Generating Molecular Fingerprints
Generate structural keys
Generate hashed fingerprints
Many useful documents/papers describe various aspects of molecular similarity, including molecular fingerprints and similarity measures. Please read these if you need more details.
Getting Started with the RDKit in Python
(https://www.rdkit.org/docs/GettingStartedInPython.html#fingerprinting-and-molecular-similarity)Fingerprint Generation, GraphSim Toolkit 2.4.2
(https://docs.eyesopen.com/toolkits/python/graphsimtk/fingerprint.html)Chemical Fingerprints
(https://docs.chemaxon.com/display/docs/Chemical+Fingerprints)Extended-Connectivity Fingerprints
(https://doi.org/10.1021/ci100050t)
Fingerprint Generation#
Molecular fingerprints are molecular descriptors that encode a molecule’s structure as a bit string. Each bit in the string indicates the presence or absence of a structural feature. This notebook explores generation of two major types of molecular fingerprints:
structural keys
hashed fingerprints
from rdkit import Chem
mol = Chem.MolFromSmiles('CC(C)C1=C(C(=C(N1CC[C@H](C[C@H](CC(=O)O)O)O)C2=CC=C(C=C2)F)C3=CC=CC=C3)C(=O)NC4=CC=CC=C4')# atorvastatin
mol
Structural Keys
1: MACCS keys#
The MACCS key is a binary fingerprint (a string of 0’s and 1’s) with a total length of 166 bits. Each bit position represents the presence (=1) or absence (=0) of a pre-defined structural feature. The feature definitions for the MACCS keys are available at:
https://github.com/rdkit/rdkit/blob/master/rdkit/Chem/MACCSkeys.py
from rdkit.Chem import MACCSkeys #import library for generating MACCSkeys from rdkit
fp = MACCSkeys.GenMACCSKeys(mol) # create an object called fp. It is an instance of the MACCSkeys fingerprint
print('fp is of type:',(type(fp)))
print()
#this code prints out each value of the bits in the fingerprint ojbect
#it loops through each bit and print
print('printing the values of the bitstring as a loop:')
for i in range(len(fp)):
print(fp[i], end='')
print()
# Alternative, easier way to convert it to a bitstring for output.
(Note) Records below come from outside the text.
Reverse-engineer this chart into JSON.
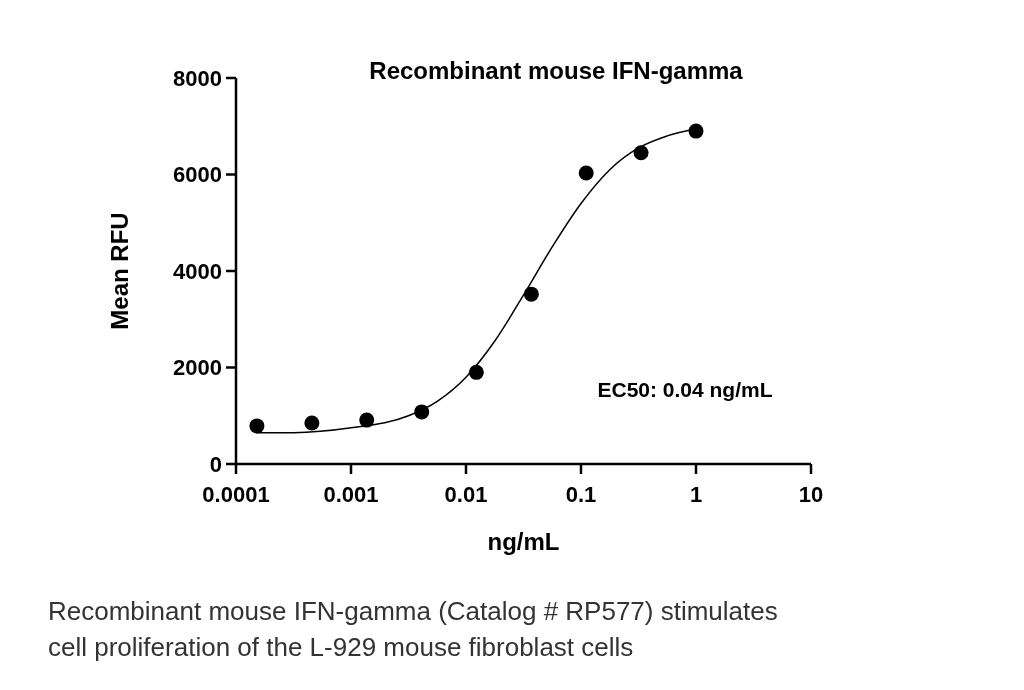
{
  "chart_data": {
    "type": "scatter",
    "title": "Recombinant mouse IFN-gamma",
    "xlabel": "ng/mL",
    "ylabel": "Mean RFU",
    "log": "x",
    "xlim": [
      0.0001,
      10
    ],
    "xticks": [
      0.0001,
      0.001,
      0.01,
      0.1,
      1,
      10
    ],
    "ylim": [
      0,
      8000
    ],
    "yticks": [
      0,
      2000,
      4000,
      6000,
      8000
    ],
    "grid": false,
    "series": [
      {
        "color": "#000000",
        "marker": "circle",
        "x": [
          0.000152,
          0.000457,
          0.00137,
          0.00412,
          0.0123,
          0.037,
          0.111,
          0.333,
          1
        ],
        "values": [
          790,
          850,
          910,
          1080,
          1900,
          3520,
          6030,
          6450,
          6900
        ]
      },
      {
        "type": "line",
        "color": "#000000",
        "marker": "none",
        "line_style": "solid",
        "x": [
          0.000151,
          0.000316,
          0.001,
          0.00316,
          0.00562,
          0.01,
          0.0178,
          0.0316,
          0.0562,
          0.1,
          0.178,
          0.316,
          0.562,
          1
        ],
        "values": [
          650,
          650,
          750,
          1000,
          1300,
          1800,
          2550,
          3500,
          4500,
          5400,
          6100,
          6550,
          6800,
          6950
        ]
      }
    ],
    "annotations": [
      "EC50: 0.04 ng/mL",
      "Recombinant mouse IFN-gamma   (Catalog # RP577) stimulates cell proliferation of the L-929 mouse fibroblast cells"
    ]
  }
}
print('printing the values of the bitstring as ToBitString method in rdkit')
fp.ToBitString()
print(len(fp)) #one way to get the number of bits in the fingerprint
print(fp.GetNumBits()) # another way to get the number of bits in the fingerprint
Note that the MACCS key is 166-bit-long, but RDKit generates a 167-bit-long fingerprint. It is because the index of a list/vector in many programming languages (including python) begins at 0. To use the original numbering of the MACCS keys (1-166) (rather than 0-165), the MACCS keys were implemented to be 167-bit-long, with Bit 0 being always zero. Because Bit 0 is set to OFF for all compounds, it does not affect the evaluation of molecular similarity.
These are some methods that allow you to get some additional information on the MACCS Keys.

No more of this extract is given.